At least one and perhaps more charter amendments to restrict how Ramsey uses franchise fees could be coming forward soon to the Ramsey City Council and perhaps Ramsey voters.
While the Ramsey City Charter Commission is not suggesting the council could not impose franchise fees, it believes “it must be limited to defraying increased municipal costs accruing as a result of utility operations and may not be used to raise general revenue.”
How much revenue this amounts to has not yet been determined, but what the council is contemplating is collecting about $1.7 million a year for up to the next five years through electric and natural gas franchise fees to pay for roads maintenance. If franchise fee ordinance is adopted, the council has discussed including safeguards such as a five-year sunset clause, capping the franchise fee amount, restricting its use to roads maintenance and not allowing special assessments to be charged if roads franchise fees are in place.
“I don’t want that (special assessment) language in (the charter) because I’m not saying this council, but there could be a council in the future that does both, uses franchise fees and use assessments,” Councilmember Jason Tossey said. “There’s nothing to stop that if the charter doesn’t limit that authority.”
City Clerk Jo Thieling said the council during a Dec. 10 workshop will discuss other potential charter amendment ideas that could be discussed with the charter commission, but its regular meeting later that evening would at least include a public hearing on the charter amendment’s proposed language.
If after the public hearing the council chooses to introduce the new charter language as part of a first reading, the second reading and final vote would take place Jan. 7, according to Thieling.
This vote would not be on whether to approve franchise fees for roads maintenance, however.
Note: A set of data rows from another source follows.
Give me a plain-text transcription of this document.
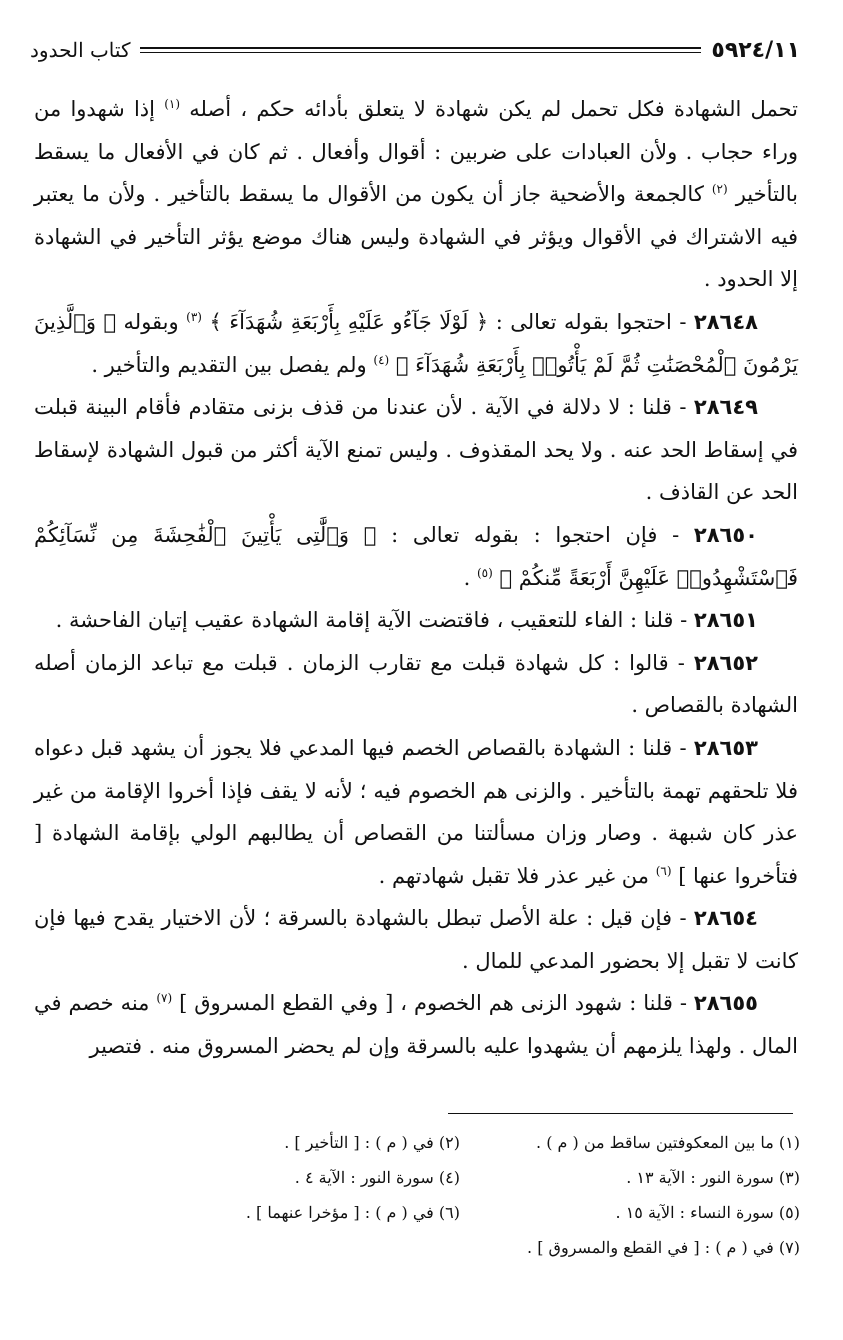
٥٩٢٤/١١
كتاب الحدود

تحمل الشهادة فكل تحمل لم يكن شهادة لا يتعلق بأدائه حكم ، أصله $^{(١)}$ إذا شهدوا من وراء حجاب . ولأن العبادات على ضربين : أقوال وأفعال . ثم كان في الأفعال ما يسقط بالتأخير $^{(٢)}$ كالجمعة والأضحية جاز أن يكون من الأقوال ما يسقط بالتأخير . ولأن ما يعتبر فيه الاشتراك في الأقوال ويؤثر في الشهادة وليس هناك موضع يؤثر التأخير في الشهادة إلا الحدود .

٢٨٦٤٨ - احتجوا بقوله تعالى : ﴿ لَوْلَا جَآءُو عَلَيْهِ بِأَرْبَعَةِ شُهَدَآءَ ﴾ $^{(٣)}$ وبقوله ﴿ وَٱلَّذِينَ يَرْمُونَ ٱلْمُحْصَنَٰتِ ثُمَّ لَمْ يَأْتُوا۟ بِأَرْبَعَةِ شُهَدَآءَ ﴾ $^{(٤)}$ ولم يفصل بين التقديم والتأخير .

٢٨٦٤٩ - قلنا : لا دلالة في الآية . لأن عندنا من قذف بزنى متقادم فأقام البينة قبلت في إسقاط الحد عنه . ولا يحد المقذوف . وليس تمنع الآية أكثر من قبول الشهادة لإسقاط الحد عن القاذف .

٢٨٦٥٠ - فإن احتجوا : بقوله تعالى : ﴿ وَٱلَّٰتِى يَأْتِينَ ٱلْفَٰحِشَةَ مِن نِّسَآئِكُمْ فَٱسْتَشْهِدُوا۟ عَلَيْهِنَّ أَرْبَعَةً مِّنكُمْ ﴾ $^{(٥)}$ .

٢٨٦٥١ - قلنا : الفاء للتعقيب ، فاقتضت الآية إقامة الشهادة عقيب إتيان الفاحشة .

٢٨٦٥٢ - قالوا : كل شهادة قبلت مع تقارب الزمان . قبلت مع تباعد الزمان أصله الشهادة بالقصاص .

٢٨٦٥٣ - قلنا : الشهادة بالقصاص الخصم فيها المدعي فلا يجوز أن يشهد قبل دعواه فلا تلحقهم تهمة بالتأخير . والزنى هم الخصوم فيه ؛ لأنه لا يقف فإذا أخروا الإقامة من غير عذر كان شبهة . وصار وزان مسألتنا من القصاص أن يطالبهم الولي بإقامة الشهادة [ فتأخروا عنها ] $^{(٦)}$ من غير عذر فلا تقبل شهادتهم .

٢٨٦٥٤ - فإن قيل : علة الأصل تبطل بالشهادة بالسرقة ؛ لأن الاختيار يقدح فيها فإن كانت لا تقبل إلا بحضور المدعي للمال .

٢٨٦٥٥ - قلنا : شهود الزنى هم الخصوم ، [ وفي القطع المسروق ] $^{(٧)}$ منه خصم في المال . ولهذا يلزمهم أن يشهدوا عليه بالسرقة وإن لم يحضر المسروق منه . فتصير

(١) ما بين المعكوفتين ساقط من ( م ) .
(٢) في ( م ) : [ التأخير ] .
(٣) سورة النور : الآية ١٣ .
(٤) سورة النور : الآية ٤ .
(٥) سورة النساء : الآية ١٥ .
(٦) في ( م ) : [ مؤخرا عنهما ] .
(٧) في ( م ) : [ في القطع والمسروق ] .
That vote would have to come at a later date once these charter amendment issues are settled.
In order for any charter amendment to pass, the council must unanimously approve it. Otherwise, residents would vote on it.
Joint meeting Nov. 19
The council and charter commission met for three hours Nov. 19, but the meeting was focused more on bringing everyone up to speed on the current state of Ramsey’s roads, the need for consistent funding sources and the pros and cons of each of those.
With this being a workshop, no official action could be taken. Mayor Sarah Strommen said one of the council’s goals is to meet with its commissions more and it has been a long time since the council met with the charter commission.
“This isn’t just some ordinary issue,” said Joe Field, chairperson of the charter commission. “It’s not our function to regulate what the council does but to look in the long term for the residents of the city.”
Franchise fees garnered the most attention with it being the newest potential source of funding for maintaining Ramsey’s 174 miles of roads. Some of the pros were that it allows the city to collect revenue from tax-exempt properties, it could be a dedicated source of revenue, it would eliminate special assessments and it would be easier for residents and businesses to budget for.
Opponents have called franchise fees “a regressive tax” because it charges $8 a month to electric and natural gas utility customers regardless if they live in a $100,000 home or a $500,000 home or own a business. Property taxes account for this through taxable market values and tax rates for different properties. Proponents of franchise fees argue that everyone uses the roads though and should be charged the same.
A couple of residents at the Nov. 19 joint meeting also questioned what people would be charged if they have more than one electric or natural gas meter due to having multiple buildings on larger parcels.
Another downside of franchise fees, the council and charter commission said, is that it is not tax deductible unlike property taxes. But with landlords likely recouping the extra fees through rents, the renters would be able to get their money back through property tax rebates.
Assessments have plenty of downsides in the commission/council discussion because the amount could be well over $10,000 and thus difficult to prove that there is that much benefit to a property, which a city is legally required to do if someone opposes it. This creates inefficiencies in getting projects done when a neighborhood petitions against it.
However, this counter petition process means the city is more accountable because it has to show benefit, so this could be a positive depending on the point of view.
A pro argument for assessments that was brought up is that in order to use general obligation bonds to fund the larger roads projects, the city must have a policy in place stating it will assess at least 20 percent of project costs to benefiting property owners. The city’s policy is to assess 50 percent of overlay project costs, but it does not assess for sealcoating.
Near the end of the three-hour meeting, Councilmember John LeTourneau said he has not heard anything to say the council is not within the guidelines of the franchise fee state statute.
“All I’ve heard are ethical issues that are associated with the use of this tool and we’ve already had those conversations in regards to what we think are the ethics associated it,” LeTourneau said. “We don’t have a perfect solution. We have three choices that are all bad. What we’ve tried to do is use one of them or a combination of them so we can come to the place where we want to be as a community.”